I think I'd first look at whether that second block can be protected with a 
short circuit check on isWaitingForCommit().  If that's not true then I don't 
think we can grab a sync off the committedRequests before it has been pulled 
off queuedRequests, which seems to be the core problem.  We should probably 
think about whether there are any other orderings that would get you to a 
similar state though.

> Race condition in commit processor leading to out of order request 
> completion, xid mismatch on client.
> ------------------------------------------------------------------------------------------------------
>
>                 Key: ZOOKEEPER-1863
>                 URL: https://issues.apache.org/jira/browse/ZOOKEEPER-1863
>             Project: ZooKeeper
>          Issue Type: Bug
>          Components: server
>    Affects Versions: 3.5.0
>            Reporter: Dutch T. Meyer
>            Priority: Blocker
>
> In CommitProcessor.java processor, if we are at the primary request handler 
> on line 167:
> {noformat}
>                 while (!stopped && !isWaitingForCommit() &&
>                        !isProcessingCommit() &&
>                        (request = queuedRequests.poll()) != null) {
>                     if (needCommit(request)) {
>                         nextPending.set(request);
>                     } else {
>                         sendToNextProcessor(request);
>                     }
>                 }
> {noformat}
> A request can be handled in this block and be quickly processed and completed 
> on another thread. If queuedRequests is empty, we then exit the block. Next, 
> before this thread makes any more progress, we can get 2 more requests, one 
> get_children(say), and a sync placed on queuedRequests for the processor. 
> Then, if we are very unlucky, the sync request can complete and this object's 
> commit() routine is called (from FollowerZookeeperServer), which places the 
> sync request on the previously empty committedRequests queue. At that point, 
> this thread continues.
> We reach line 182, which is a check on sync requests.
> {noformat}
>                 if (!stopped && !isProcessingRequest() &&
>                     (request = committedRequests.poll()) != null) {
> {noformat}
> Here we are not processing any requests, because the original request has 
> completed. We haven't dequeued either the read or the sync request in this 
> processor.
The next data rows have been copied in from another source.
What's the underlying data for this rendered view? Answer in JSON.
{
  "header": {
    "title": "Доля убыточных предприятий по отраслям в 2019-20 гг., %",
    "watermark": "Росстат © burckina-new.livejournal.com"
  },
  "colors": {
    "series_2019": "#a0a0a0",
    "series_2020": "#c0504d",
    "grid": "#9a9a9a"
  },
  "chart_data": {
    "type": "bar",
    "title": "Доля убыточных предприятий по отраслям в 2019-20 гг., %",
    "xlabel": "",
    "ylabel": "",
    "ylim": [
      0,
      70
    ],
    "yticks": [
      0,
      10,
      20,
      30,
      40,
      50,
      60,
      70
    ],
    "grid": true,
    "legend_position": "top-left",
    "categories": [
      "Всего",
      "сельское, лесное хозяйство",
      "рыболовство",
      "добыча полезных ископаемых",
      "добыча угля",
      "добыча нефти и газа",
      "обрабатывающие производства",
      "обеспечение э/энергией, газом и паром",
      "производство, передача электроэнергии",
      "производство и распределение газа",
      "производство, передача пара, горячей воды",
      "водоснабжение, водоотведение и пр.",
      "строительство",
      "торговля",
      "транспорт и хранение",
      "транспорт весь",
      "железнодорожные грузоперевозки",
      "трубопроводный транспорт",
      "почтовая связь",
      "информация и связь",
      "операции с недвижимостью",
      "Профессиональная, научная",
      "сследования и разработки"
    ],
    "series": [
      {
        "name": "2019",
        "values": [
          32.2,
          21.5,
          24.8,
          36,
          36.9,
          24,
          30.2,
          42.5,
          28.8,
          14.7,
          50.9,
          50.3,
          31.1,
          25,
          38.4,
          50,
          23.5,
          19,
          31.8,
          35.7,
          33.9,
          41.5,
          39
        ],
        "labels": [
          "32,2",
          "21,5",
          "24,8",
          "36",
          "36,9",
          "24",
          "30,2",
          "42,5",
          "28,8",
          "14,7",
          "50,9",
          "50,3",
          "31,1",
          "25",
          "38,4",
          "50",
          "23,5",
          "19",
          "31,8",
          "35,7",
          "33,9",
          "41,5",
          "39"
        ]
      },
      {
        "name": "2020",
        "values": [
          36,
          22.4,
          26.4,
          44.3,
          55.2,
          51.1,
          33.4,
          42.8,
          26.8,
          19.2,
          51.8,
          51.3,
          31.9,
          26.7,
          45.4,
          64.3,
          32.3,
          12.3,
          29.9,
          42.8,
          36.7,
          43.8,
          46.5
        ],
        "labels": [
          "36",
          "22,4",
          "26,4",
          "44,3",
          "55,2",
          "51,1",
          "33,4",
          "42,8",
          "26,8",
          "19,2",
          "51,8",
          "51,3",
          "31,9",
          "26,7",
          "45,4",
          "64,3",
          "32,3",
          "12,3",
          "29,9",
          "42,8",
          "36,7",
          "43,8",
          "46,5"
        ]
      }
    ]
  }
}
Next, the poll above will pull the sync request off the queue, and 
> in the following block, the sync will get forwarded to the next processor.
> This is a problem because the read request hasn't been forwarded yet, so 
> requests are now out of order.
> I've been able to reproduce this bug reliably by injecting a 
> Thread.sleep(5000) between the two blocks above to make the race condition 
> far more likely, then in a client program.
> {noformat}
>         zoo_aget_children(zh, "/", 0, getchildren_cb, NULL);
>         //Wait long enough for queuedRequests to drain
>         sleep(1);
>         zoo_aget_children(zh, "/", 0, getchildren_cb, &th_ctx[0]);
>         zoo_async(zh, "/", sync_cb, &th_ctx[0]);
> {noformat}
> When this bug is triggered, 3 things can happen:
> 1) Clients will see requests complete out of order and fail on xid mismatches.
> 2) Kazoo in particular doesn't handle this runtime exception well, and can 
> orphan outstanding requests.
> 3) I've seen zookeeper servers deadlock, likely because the commit cannot be 
> completed, which can wedge the commit processor.